Flawed endangerment finding
The President’s EPA morale boost came just months after an Office of the Inspector General report found that the EPA cut corners and short-circuited the required peer review process for its December 2009 endangerment finding, which is the foundation for EPA’s plan to regulate greenhouse gases. EPA was dealt another blow to its scientific integrity when President Obama forced the agency to withdraw its plan to tighten the ozone standards because the economic and scientific analyses were so blatantly unsound.
More recently, an extraordinary D.C. Circuit Court ruling in December blocked EPA from moving forward with its signature air rule, the Cross-State Air Pollution Rule, because EPA failed to follow an adequate, open and transparent process.
And just last week, a Government Accountability Office (GAO) report confirmed that EPA’s Integrated Risk Information System (IRIS) program–which EPA acknowledges is the “scientific foundation for decisions”–is flawed. The report highlights “both long-standing and new challenges” EPA faces in implementing the IRIS program, echoing previous concerns from the National Academy of Sciences (NAS) that the agency is basing its decisions on shoddy scientific work.

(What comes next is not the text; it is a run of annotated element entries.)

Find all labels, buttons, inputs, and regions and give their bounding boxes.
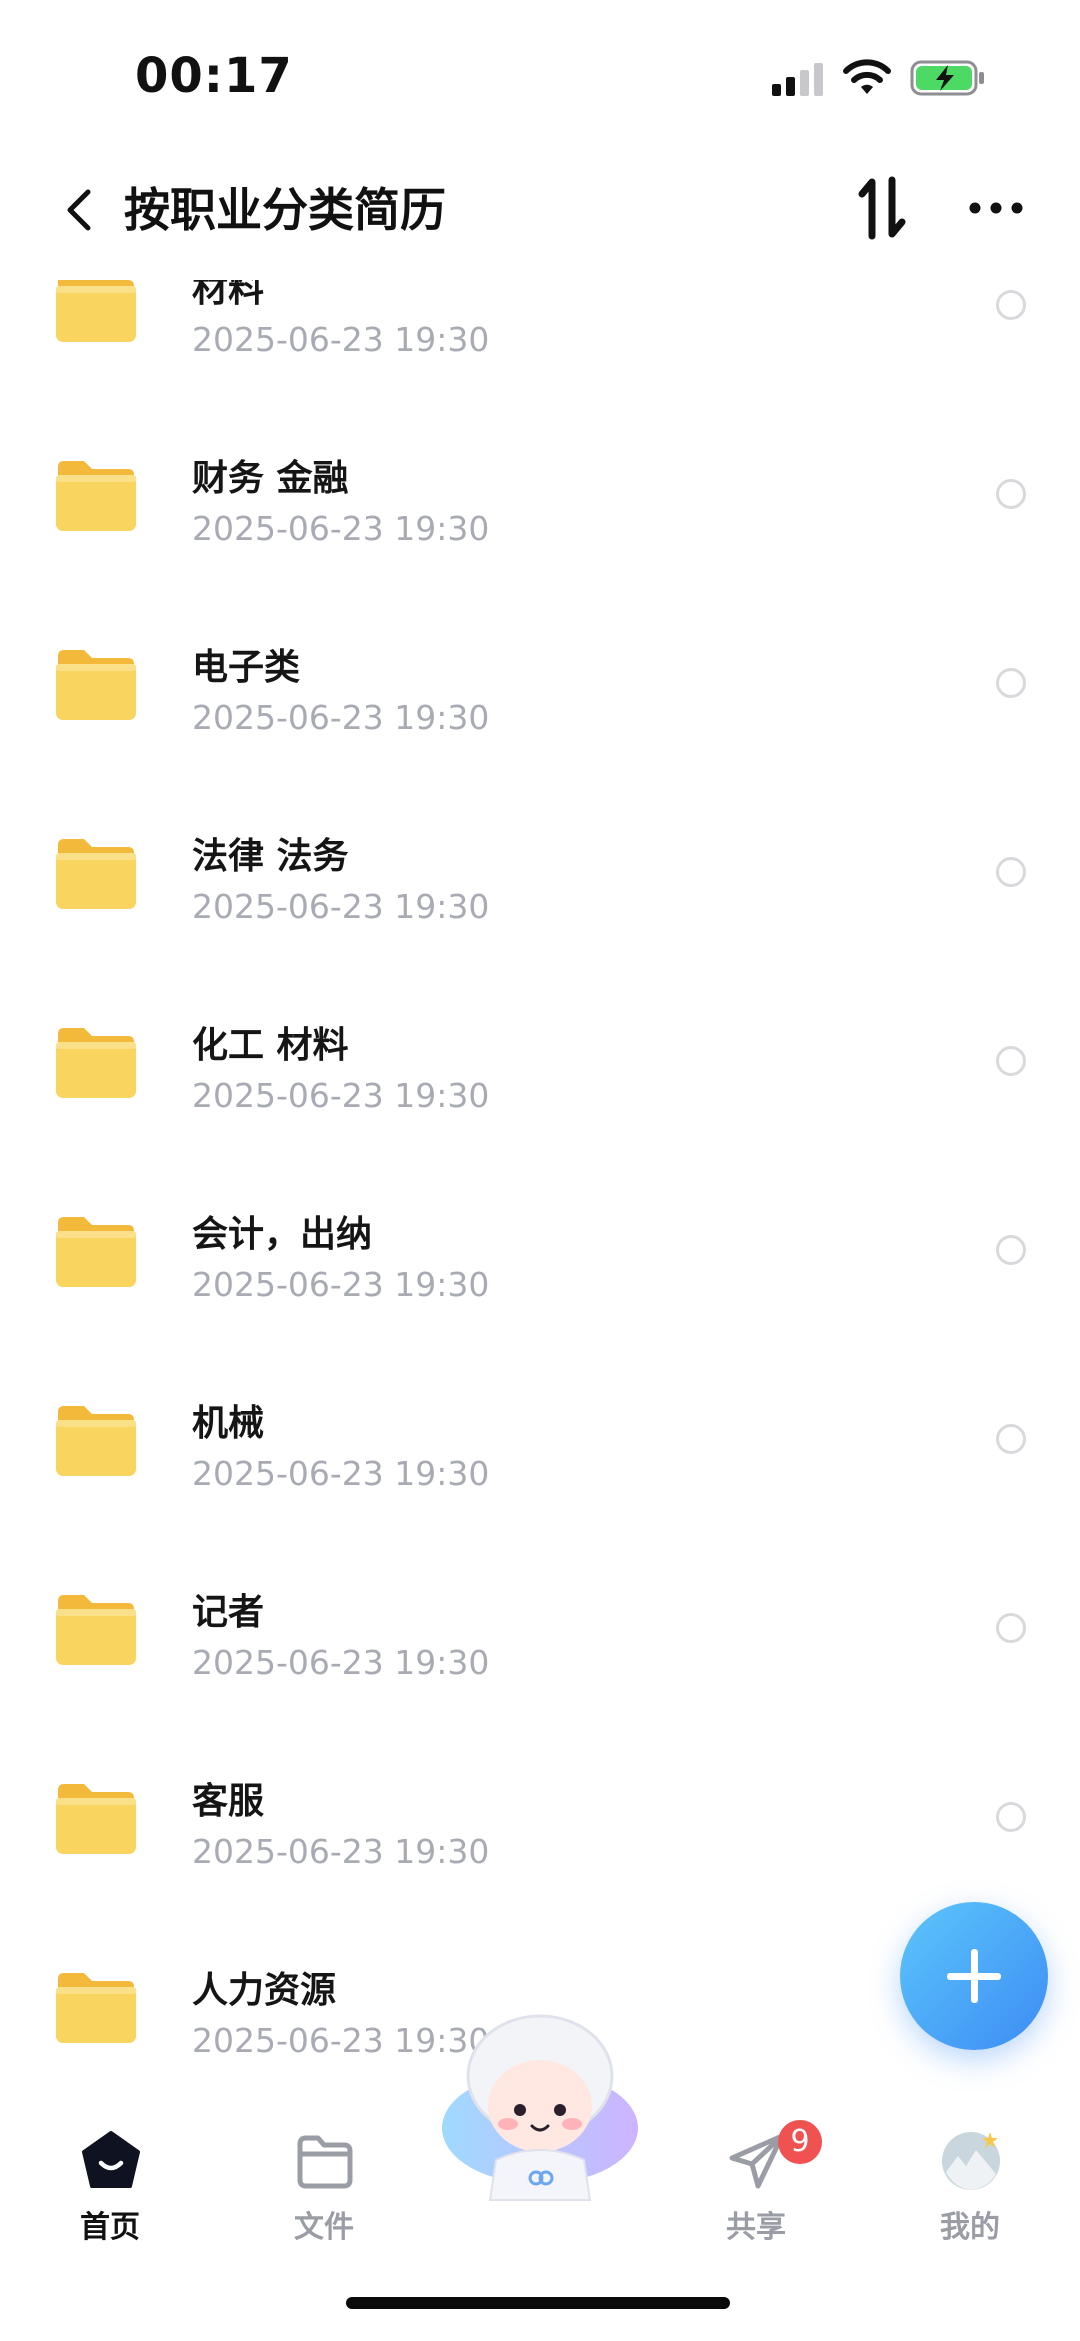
tab-me[interactable]: 我的: [890, 2120, 1050, 2270]
folder-date: 2025-06-23 19:30: [192, 887, 490, 926]
folder-date: 2025-06-23 19:30: [192, 698, 490, 737]
folder-name: 法律 法务: [192, 836, 349, 877]
select-radio[interactable]: [996, 668, 1026, 698]
folder-icon: [56, 839, 136, 909]
select-radio[interactable]: [996, 290, 1026, 320]
folder-date: 2025-06-23 19:30: [192, 1265, 490, 1304]
select-radio[interactable]: [996, 1802, 1026, 1832]
list-item[interactable]: 会计，出纳 2025-06-23 19:30: [0, 1165, 1080, 1354]
folder-list: 材料 2025-06-23 19:30 财务 金融 2025-06-23 19:30 电…: [0, 250, 1080, 2110]
list-item[interactable]: 财务 金融 2025-06-23 19:30: [0, 409, 1080, 598]
folder-icon: [56, 461, 136, 531]
notification-badge: 9: [778, 2120, 822, 2164]
select-radio[interactable]: [996, 857, 1026, 887]
select-radio[interactable]: [996, 1613, 1026, 1643]
home-icon: [82, 2131, 140, 2188]
home-indicator: [346, 2297, 730, 2309]
select-radio[interactable]: [996, 479, 1026, 509]
tab-home[interactable]: 首页: [30, 2120, 190, 2270]
wifi-icon: [843, 59, 891, 94]
select-radio[interactable]: [996, 1235, 1026, 1265]
folder-icon: [56, 650, 136, 720]
list-item[interactable]: 法律 法务 2025-06-23 19:30: [0, 787, 1080, 976]
folder-date: 2025-06-23 19:30: [192, 1076, 490, 1115]
select-radio[interactable]: [996, 1046, 1026, 1076]
folder-icon: [56, 1973, 136, 2043]
avatar: [942, 2132, 1000, 2190]
list-item[interactable]: 记者 2025-06-23 19:30: [0, 1543, 1080, 1732]
folder-icon: [297, 2135, 353, 2189]
tab-share[interactable]: 9 共享: [676, 2120, 836, 2270]
folder-name: 机械: [192, 1403, 265, 1444]
status-bar: 00:17: [0, 0, 1080, 150]
folder-name: 人力资源: [192, 1970, 337, 2011]
folder-name: 会计，出纳: [192, 1214, 373, 1255]
tab-label-me: 我的: [940, 2210, 1000, 2245]
folder-name: 财务 金融: [192, 458, 349, 499]
folder-name: 化工 材料: [192, 1025, 349, 1066]
assistant-mascot-icon[interactable]: [440, 2010, 640, 2210]
select-radio[interactable]: [996, 1424, 1026, 1454]
tab-label-home: 首页: [80, 2210, 140, 2245]
add-button[interactable]: [900, 1902, 1048, 2050]
page-title: 按职业分类简历: [124, 183, 446, 237]
battery-charging-icon: [910, 60, 984, 96]
back-arrow-icon[interactable]: [58, 180, 98, 240]
folder-name: 记者: [192, 1592, 265, 1633]
list-item[interactable]: 化工 材料 2025-06-23 19:30: [0, 976, 1080, 1165]
list-item[interactable]: 机械 2025-06-23 19:30: [0, 1354, 1080, 1543]
folder-date: 2025-06-23 19:30: [192, 1832, 490, 1871]
cellular-signal-icon: [772, 63, 823, 96]
status-time: 00:17: [135, 48, 293, 104]
folder-name: 客服: [192, 1781, 265, 1822]
sort-icon[interactable]: [856, 176, 908, 240]
more-options-icon[interactable]: [968, 198, 1024, 218]
folder-icon: [56, 1595, 136, 1665]
tab-label-files: 文件: [294, 2210, 354, 2245]
folder-date: 2025-06-23 19:30: [192, 320, 490, 359]
list-item[interactable]: 电子类 2025-06-23 19:30: [0, 598, 1080, 787]
folder-icon: [56, 1028, 136, 1098]
folder-date: 2025-06-23 19:30: [192, 1643, 490, 1682]
folder-icon: [56, 1406, 136, 1476]
nav-header: 按职业分类简历: [0, 150, 1080, 280]
list-item[interactable]: 客服 2025-06-23 19:30: [0, 1732, 1080, 1921]
folder-icon: [56, 1217, 136, 1287]
tab-label-share: 共享: [726, 2210, 786, 2245]
folder-date: 2025-06-23 19:30: [192, 509, 490, 548]
tab-files[interactable]: 文件: [244, 2120, 404, 2270]
folder-date: 2025-06-23 19:30: [192, 1454, 490, 1493]
folder-name: 电子类: [192, 647, 301, 688]
folder-icon: [56, 1784, 136, 1854]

Scientific concerns also extend to EPA’s recent activities regarding hydraulic fracturing, or “fracking.” Last month, the agency released a highly criticized draft report on an investigation attempting to link fracking to ground water contamination near Pavillion, Wyo. This draft report–which has yet to undergo peer review and has substantial data gaps as well as methodological concerns–supplements a broader agency study on the potential impacts of fracking on drinking water resources, which has likewise been criticized for not adhering to established scientific procedures.
It’s unfortunate that the EPA under President Obama has degenerated into an agency that won’t review, assess, share or critically analyze its scientific work. We voiced our concerns with the quality of work coming out of EPA regarding the ozone standard in a nine-page letter last June, in which we asked EPA to address numerous questions related to significant matters of scientific integrity, weight of evidence, data selection, conclusions and impacts based on the best available scientific and economic analysis. We have not yet received a response. In fact, EPA was so reluctant to have any review of their work that it was necessary to block a key nominee in order to get EPA to contract with the NAS for a single review. EPA Administrator Lisa Jackson later admitted on the record that the NAS review would not have happened without the hold.

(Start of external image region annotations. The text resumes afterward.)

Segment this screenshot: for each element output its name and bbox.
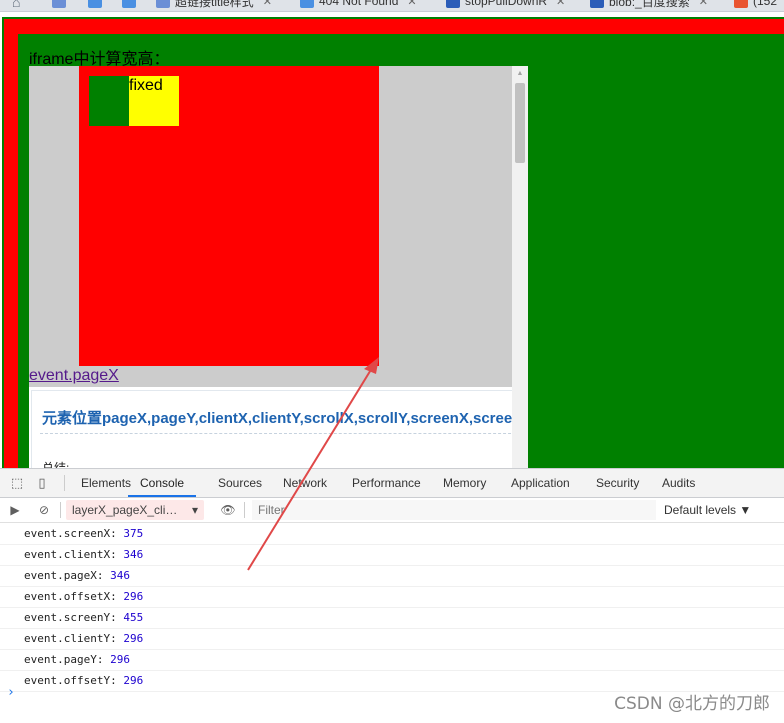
tab-label: stopPullDownR bbox=[465, 0, 548, 8]
log-key: event.offsetY: bbox=[24, 674, 117, 687]
tab-audits[interactable]: Audits bbox=[662, 469, 695, 497]
article-panel: 元素位置pageX,pageY,clientX,clientY,scrollX,… bbox=[29, 387, 521, 468]
context-value: layerX_pageX_clientX bbox=[72, 503, 184, 517]
tab-label: 超链接title样式 bbox=[175, 0, 254, 9]
log-key: event.pageY: bbox=[24, 653, 104, 666]
devtools-tabbar: ⬚ ▯ Elements Console Sources Network Per… bbox=[0, 469, 784, 498]
browser-tab-blog-pinned[interactable] bbox=[122, 0, 142, 10]
doc-icon bbox=[52, 0, 66, 8]
article-card: 元素位置pageX,pageY,clientX,clientY,scrollX,… bbox=[31, 390, 521, 468]
live-expression-eye-icon[interactable]: 👁 bbox=[220, 502, 236, 518]
tab-network[interactable]: Network bbox=[283, 469, 327, 497]
context-selector[interactable]: layerX_pageX_clientX ▾ bbox=[66, 500, 204, 520]
home-icon[interactable]: ⌂ bbox=[12, 0, 30, 10]
console-output: event.screenX: 375 event.clientX: 346 ev… bbox=[0, 524, 784, 692]
close-icon[interactable]: ✕ bbox=[263, 0, 272, 8]
log-value: 296 bbox=[123, 590, 144, 603]
divider bbox=[40, 433, 521, 434]
tab-label: (152 bbox=[753, 0, 778, 8]
log-key: event.pageX: bbox=[24, 569, 104, 582]
tab-security[interactable]: Security bbox=[596, 469, 639, 497]
green-square bbox=[89, 76, 129, 126]
doc-icon bbox=[156, 0, 170, 8]
tab-application[interactable]: Application bbox=[511, 469, 570, 497]
log-value: 375 bbox=[123, 527, 144, 540]
csdn-icon bbox=[300, 0, 314, 8]
filter-input[interactable] bbox=[252, 500, 656, 520]
browser-tab-2[interactable]: stopPullDownR ✕ bbox=[446, 0, 578, 10]
log-key: event.screenY: bbox=[24, 611, 117, 624]
log-value: 296 bbox=[123, 632, 144, 645]
browser-tab-4[interactable]: (152 bbox=[734, 0, 784, 10]
tab-label: 404 Not Found bbox=[319, 0, 399, 8]
console-log-row: event.clientX: 346 bbox=[0, 545, 784, 566]
log-key: event.clientY: bbox=[24, 632, 117, 645]
tab-label: blob:_百度搜索 bbox=[609, 0, 690, 9]
scroll-up-icon[interactable]: ▲ bbox=[512, 68, 528, 80]
dropdown-arrow-icon: ▾ bbox=[191, 503, 198, 517]
tab-memory[interactable]: Memory bbox=[443, 469, 486, 497]
log-value: 296 bbox=[123, 674, 144, 687]
console-log-row: event.pageY: 296 bbox=[0, 650, 784, 671]
console-toolbar: ▶ ⊘ layerX_pageX_clientX ▾ 👁 Default lev… bbox=[0, 498, 784, 523]
log-value: 296 bbox=[110, 653, 130, 666]
browser-tab-blank[interactable] bbox=[52, 0, 72, 10]
baidu-paw-icon bbox=[590, 0, 604, 8]
close-icon[interactable]: ✕ bbox=[556, 0, 565, 8]
log-value: 346 bbox=[110, 569, 130, 582]
csdn-icon bbox=[122, 0, 136, 8]
tab-console[interactable]: Console bbox=[128, 469, 197, 497]
sidebar-toggle-icon[interactable]: ▶ bbox=[7, 502, 23, 518]
scroll-thumb[interactable] bbox=[515, 83, 525, 163]
tab-elements[interactable]: Elements bbox=[81, 469, 131, 497]
device-toolbar-icon[interactable]: ▯ bbox=[33, 474, 51, 492]
csdn-c-icon bbox=[734, 0, 748, 8]
fixed-label: fixed bbox=[129, 77, 163, 94]
iframe-viewport[interactable]: fixed event.pageX 元素位置pageX,pageY,client… bbox=[29, 66, 528, 468]
divider bbox=[60, 502, 61, 518]
log-key: event.screenX: bbox=[24, 527, 117, 540]
log-levels-dropdown[interactable]: Default levels ▼ bbox=[664, 500, 751, 520]
log-value: 346 bbox=[123, 548, 144, 561]
browser-tab-strip: ⌂ 超链接title样式 ✕ 404 Not Found ✕ stopPullD… bbox=[0, 0, 784, 12]
console-log-row: event.screenY: 455 bbox=[0, 608, 784, 629]
close-icon[interactable]: ✕ bbox=[699, 0, 708, 8]
divider bbox=[64, 475, 65, 491]
console-log-row: event.screenX: 375 bbox=[0, 524, 784, 545]
log-value: 455 bbox=[123, 611, 144, 624]
article-title[interactable]: 元素位置pageX,pageY,clientX,clientY,scrollX,… bbox=[42, 407, 512, 428]
log-key: event.clientX: bbox=[24, 548, 117, 561]
baidu-paw-icon bbox=[446, 0, 460, 8]
console-prompt-icon[interactable]: › bbox=[7, 685, 15, 700]
browser-tab-1[interactable]: 404 Not Found ✕ bbox=[300, 0, 432, 10]
inspect-element-icon[interactable]: ⬚ bbox=[8, 474, 26, 492]
tab-performance[interactable]: Performance bbox=[352, 469, 421, 497]
browser-tab-0[interactable]: 超链接title样式 ✕ bbox=[156, 0, 286, 10]
log-key: event.offsetX: bbox=[24, 590, 117, 603]
console-log-row: event.clientY: 296 bbox=[0, 629, 784, 650]
console-log-row: event.pageX: 346 bbox=[0, 566, 784, 587]
csdn-icon bbox=[88, 0, 102, 8]
devtools-panel: ⬚ ▯ Elements Console Sources Network Per… bbox=[0, 468, 784, 723]
iframe-scrollbar[interactable]: ▲ bbox=[512, 66, 528, 468]
event-pagex-link[interactable]: event.pageX bbox=[29, 367, 119, 385]
article-summary: 总结: bbox=[42, 461, 70, 468]
browser-tab-csdn-pinned[interactable] bbox=[88, 0, 108, 10]
tab-sources[interactable]: Sources bbox=[218, 469, 262, 497]
browser-tab-3[interactable]: blob:_百度搜索 ✕ bbox=[590, 0, 722, 10]
clear-console-icon[interactable]: ⊘ bbox=[36, 502, 52, 518]
page-viewport: iframe中计算宽高： fixed event.pageX 元素位置pageX… bbox=[0, 12, 784, 468]
close-icon[interactable]: ✕ bbox=[407, 0, 416, 8]
watermark: CSDN @北方的刀郎 bbox=[614, 694, 770, 714]
console-log-row: event.offsetX: 296 bbox=[0, 587, 784, 608]
divider bbox=[244, 502, 245, 518]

It was White House Science Advisor John Holdren, who promised to ensure “Executive Branch policies are informed by sound science.” In October 2011, along with House Oversight and Government Reform Committee Chairman Darrell Issa, we sent Holdren a nine-page letter asking more than 30 specific questions relating to scientific matters and concerns of scientific integrity at multiple agencies. In December, Holdren refused to answer even a single question.
When EPA fails to act after multiple concerns are raised by the GAO, the NAS, and even the agency’s own inspector general, the only conclusion is that EPA is fraught with a dangerous willingness to disregard scientific evidence when it contradicts the agency’s political goals.
EPA’s science–the foundation of the Obama Administration’s damaging regulatory agenda–is not sound. And because the administration refuses to be transparent, we don’t have any clue whether anyone at the White House or EPA is even trying to fix the problem.